Figure 3 summarizes the methodological approach used in the analysis of the discussion posts collected from Bitcointalk.org. Our methodology included cleaning and pre-processing the text, followed by training the doc2vec model. Once the model was trained and the preferred model selected, we analyzed the data, building on two sets of output from doc2vec model: 1) word vectors: semantic representation of words in the collection of posts; and, 2) document vectors: semantic representation of the actual posts. To analyze the data, we first extracted fifty posts closest to the keywords related to the constructs - reliability, functionality, and helpfulness. Given a word as input, the doc2vec model can return similar document - words with a similarity score using cosine similarity. Cosine similarity is computed over the vector representation of the given words, and the closest word or document vectors with the highest cosine similarity score is returned. Since these vectors are learned from data exclusive to Bitcoin discussions using several context windows with the given words, we deemed it as a suitable method to extract relevant posts.

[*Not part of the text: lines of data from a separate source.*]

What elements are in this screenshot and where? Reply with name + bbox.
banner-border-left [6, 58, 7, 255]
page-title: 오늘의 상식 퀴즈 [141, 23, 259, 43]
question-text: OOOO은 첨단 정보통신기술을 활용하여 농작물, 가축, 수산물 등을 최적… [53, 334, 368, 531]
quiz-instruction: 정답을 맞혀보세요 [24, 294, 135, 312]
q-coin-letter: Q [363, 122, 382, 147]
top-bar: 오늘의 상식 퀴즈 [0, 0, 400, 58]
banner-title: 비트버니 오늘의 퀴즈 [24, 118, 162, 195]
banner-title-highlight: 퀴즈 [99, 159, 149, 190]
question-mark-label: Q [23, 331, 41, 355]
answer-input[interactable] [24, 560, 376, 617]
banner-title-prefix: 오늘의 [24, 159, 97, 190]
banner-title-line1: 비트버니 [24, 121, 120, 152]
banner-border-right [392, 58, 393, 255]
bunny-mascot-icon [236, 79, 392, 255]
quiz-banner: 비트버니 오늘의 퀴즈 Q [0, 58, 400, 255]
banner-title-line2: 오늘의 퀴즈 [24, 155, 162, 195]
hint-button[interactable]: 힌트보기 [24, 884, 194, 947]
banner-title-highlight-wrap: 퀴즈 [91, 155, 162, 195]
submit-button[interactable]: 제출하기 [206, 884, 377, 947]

Once the posts were collected, we read through them to identify the technological attributes. Moreover, to understand the semantic proximities between the words, we first computed the pairwise similarity and then visualized it as a network of words. The pairwise similarity matrix gives a similarity score between the pair of words, whereas visualizing it as a network allows us to see the relative positions between the attributes when all the pairwise similarity are considered. These relative positions of the words, as the node in the network, allows us to see the semantic proximities between the word vectors. We will present our results using descriptions of the identified attributes with example posts in the following section.